Chet Baker, una vita fra genio ed eroina: racconti e musica con Lorenzo Acquaviva
L’attore triestino sarà sabato 18 alle 21 al caffè Caucigh di Udine. «Un’esistenza meravigliosa e disperata»

«Per identificare il timbro di Chet servono pochi secondi. È inconfondibile. Be’, lo stesso vale per Miles Davis. Gli immortali si fanno riconoscere».
Il trombettista Baker — il James Dean del jazz bello e dannato — ha provocato una reazione teatrale in Lorenzo Acquaviva, attore triestino di lunga navigazione fra cinema, televisione e tantissima prosa. «Come non amare uno così meraviglioso e così sciagurato», confessa l’artista autore di un progetto, “Arrivederci Chet”, che riunisce musica e racconto.
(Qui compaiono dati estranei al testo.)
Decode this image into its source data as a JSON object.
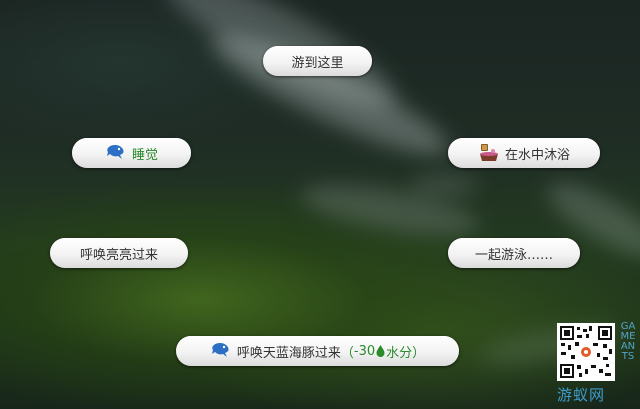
{
  "menu": {
    "swim_here": "游到这里",
    "sleep": "睡觉",
    "bathe": "在水中沐浴",
    "summon_liangliang": "呼唤亮亮过来",
    "swim_together": "一起游泳……",
    "summon_dolphin": "呼唤天蓝海豚过来",
    "summon_dolphin_cost_open": "（",
    "summon_dolphin_cost_value": "-30",
    "summon_dolphin_cost_unit": "水分）"
  },
  "icons": {
    "sleep": "dolphin-icon",
    "bathe": "bath-icon",
    "summon_dolphin": "dolphin-icon",
    "cost": "water-drop-icon"
  },
  "watermark": {
    "vertical": "GAMEANTS",
    "chinese": "游蚁网"
  },
  "colors": {
    "pill_text": "#333333",
    "accent_green": "#2b8a2b",
    "dolphin_blue": "#2d6fc4",
    "watermark_blue": "#3d9ccc"
  }
}
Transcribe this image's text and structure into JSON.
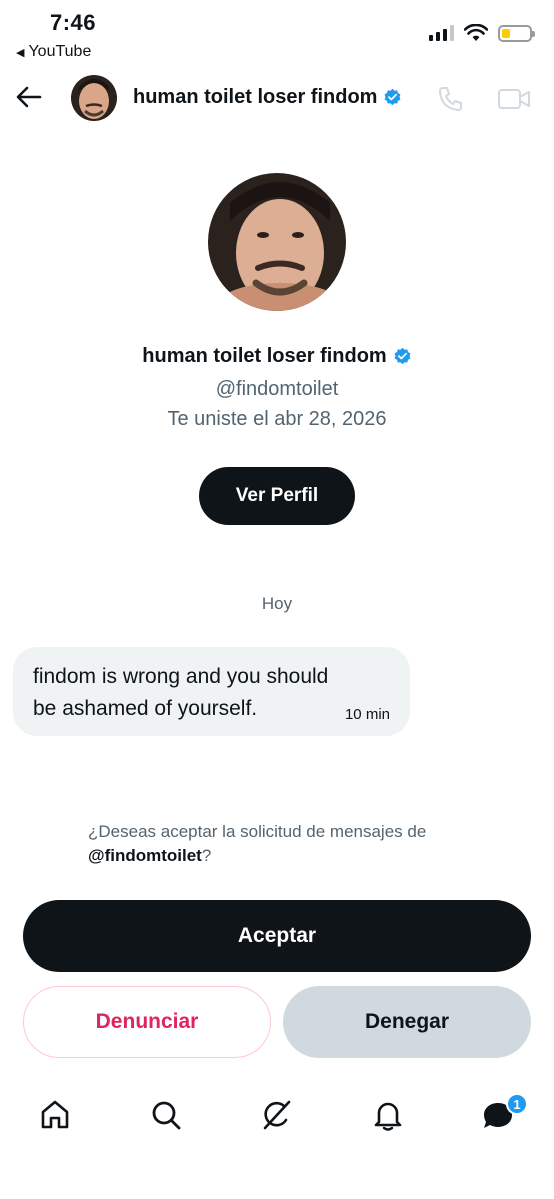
{
  "status_bar": {
    "time": "7:46",
    "back_app": "YouTube"
  },
  "header": {
    "name": "human toilet loser findom"
  },
  "profile": {
    "name": "human toilet loser findom",
    "handle": "@findomtoilet",
    "joined": "Te uniste el abr 28, 2026",
    "view_profile_label": "Ver Perfil"
  },
  "conversation": {
    "day_label": "Hoy",
    "messages": [
      {
        "text": "findom is wrong and you should be ashamed of yourself.",
        "time": "10 min"
      }
    ]
  },
  "request": {
    "question": "¿Deseas aceptar la solicitud de mensajes de",
    "handle": "@findomtoilet",
    "suffix": "?",
    "accept_label": "Aceptar",
    "report_label": "Denunciar",
    "deny_label": "Denegar"
  },
  "tabbar": {
    "messages_badge": "1",
    "icons": [
      "home-icon",
      "search-icon",
      "grok-icon",
      "notifications-icon",
      "messages-icon"
    ]
  },
  "colors": {
    "accent": "#1d9bf0",
    "dark": "#0f1419",
    "danger": "#e0245e",
    "muted": "#536471",
    "bubble": "#eff3f4"
  }
}
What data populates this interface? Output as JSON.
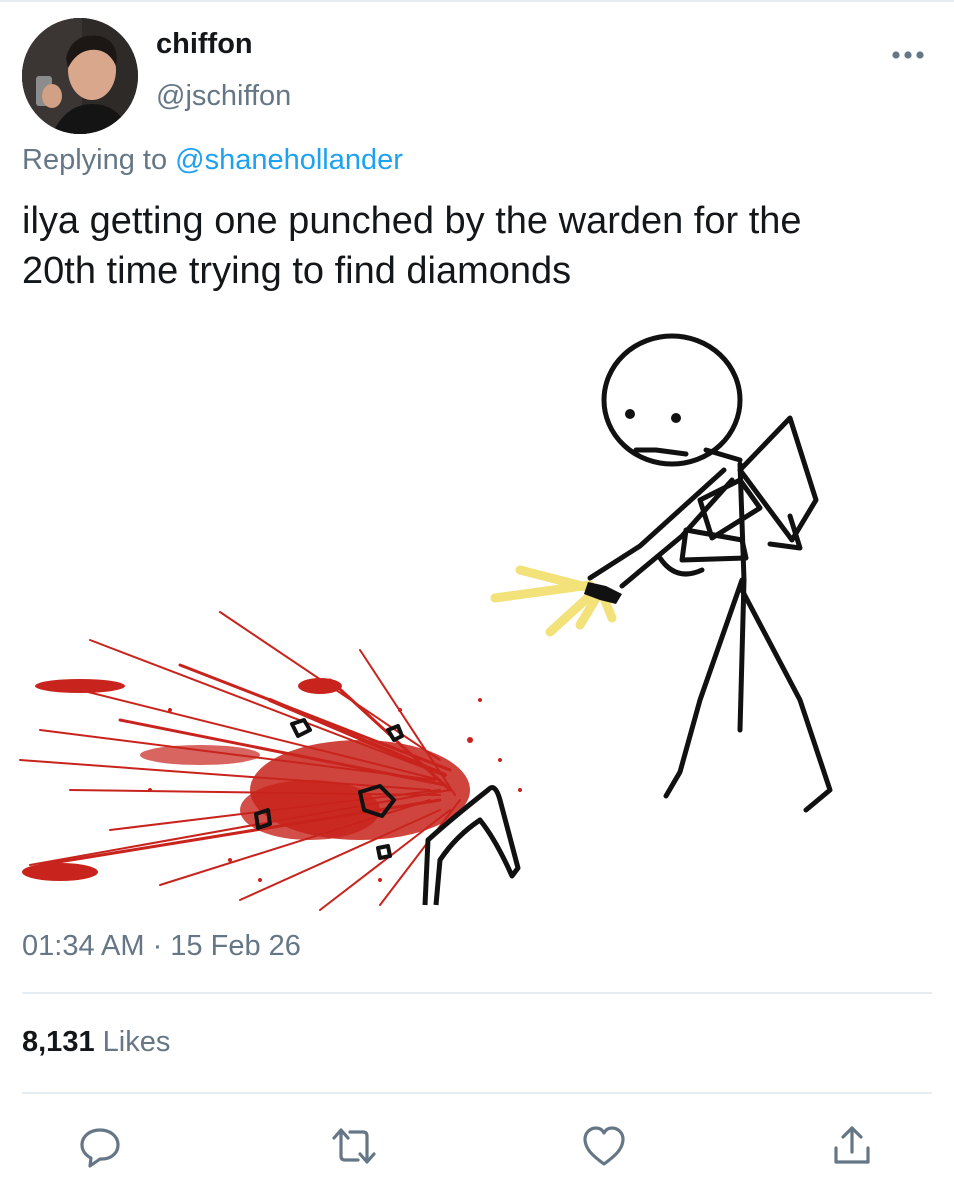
{
  "tweet": {
    "author": {
      "display_name": "chiffon",
      "handle": "@jschiffon"
    },
    "replying_prefix": "Replying to ",
    "replying_to": "@shanehollander",
    "text": "ilya getting one punched by the warden for the\n20th time trying to find diamonds",
    "timestamp": "01:34 AM · 15 Feb 26",
    "likes_count": "8,131",
    "likes_label": " Likes"
  },
  "actions": {
    "reply_icon": "reply-icon",
    "retweet_icon": "retweet-icon",
    "like_icon": "heart-icon",
    "share_icon": "share-icon"
  },
  "colors": {
    "link": "#1da1f2",
    "secondary_text": "#657786",
    "primary_text": "#14171a",
    "divider": "#e6ecf0",
    "blood": "#c8231c",
    "muzzle_flash": "#f3e27a"
  }
}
Acquaviva sul palco sarà circondato da tre strumentisti di valore internazionale: Francesco Minutello alla tromba, Matteo Sgobino alla voce e alla chitarra e Alessandro Turchet al contrabbasso.
Il debutto sarà per sabato 18, alle 21, al caffè Caucigh di via Gemona a Udine. Prevista una tappa triestina il 10 dicembre alla Casa della Musica.
Lei si è laureato con una tesi sulla Beat Generation. Curioso.
«Sono sempre stato un gran divoratore dei libri di Kerouac e di Ferlinghetti, poeta straordinario, un periodo americano di fascino pazzesco. In fondo il loro scrivere lo si può considerare jazz. Nessuno aveva il talento del fenomeno americano nato nel 1929 a Yale, eppure senza droga non ce la faceva proprio a stare. Una vita meravigliosa e disperata. Baker era un seduttore e molte anime convivevano in lui: il genio e l’eroinomane».
Baker morì ad Amsterdam, ma la dinamica non è chiara.
«Già. Chissà se si buttò o cadde dalla finestra di quell’albergo. Venne anche in Italia, ma fu arrestato e rinchiuso nel carcere di Lucca. E così ne approfittò per imparare l’italiano. Chet si rinchiuse nel bagno di un casello autostradale: non vedendolo uscire gli impiegati chiamarono la polizia. E gli fu trovata addosso parecchia droga».
Gli andò peggio quando non pagò gli spacciatori.
«Al terzo sollecito qualcuno gli spaccò i denti. E un trombettista senza denti non va lontano. Come se a un batterista gli togli le falangi. Gli capitò pure di vendere la tromba per i debiti con la solita gentaglia. Prima di essere risucchiato all’inferno, Baker vantava una fama notevole e una certa ricchezza. La bellezza e l’estro lo aiutarono a emergere. Ahimè, non bastarono a tenerlo sano e felice».
Lorenzo, si legge anche di una sua amicizia con il grande clarinettista Tony Scott.
«Antonio Sciacca, eccome no. Poi in America divenne Scott. Non sono un musicista, questo no, però del jazz ne subisco il fascino. E non posso dimenticarmi di un film straordinario qual è “Round Midnight”, di Bertrand Tavernier», che racconta di un sassofonista americano che si esibisce a Parigi. Negli anni Cinquanta molti jazzisti Usa scelsero l’Europa perché si stava meglio da noi».
C’è qualche novità sul fronte cinematografico e televisivo? La ricordiamo in “Un caso di coscienza” e ne “La porta rossa”, serie di grande successo della Rai ed entrambe girate a Trieste.
«Già. Sono ricordi belli. Come l’amico Sebastiano Somma, che interpretava l’avvocato Rocco Tasca, un vero signore della scena. Arrivando al presente, ho appena finito di girare a Stoccolma una serie con protagonisti due fratelli truffatori. Non è ancora ufficiale, ma sarò anche nel cast della seconda stagione di “Libera” con Lunetta Savino».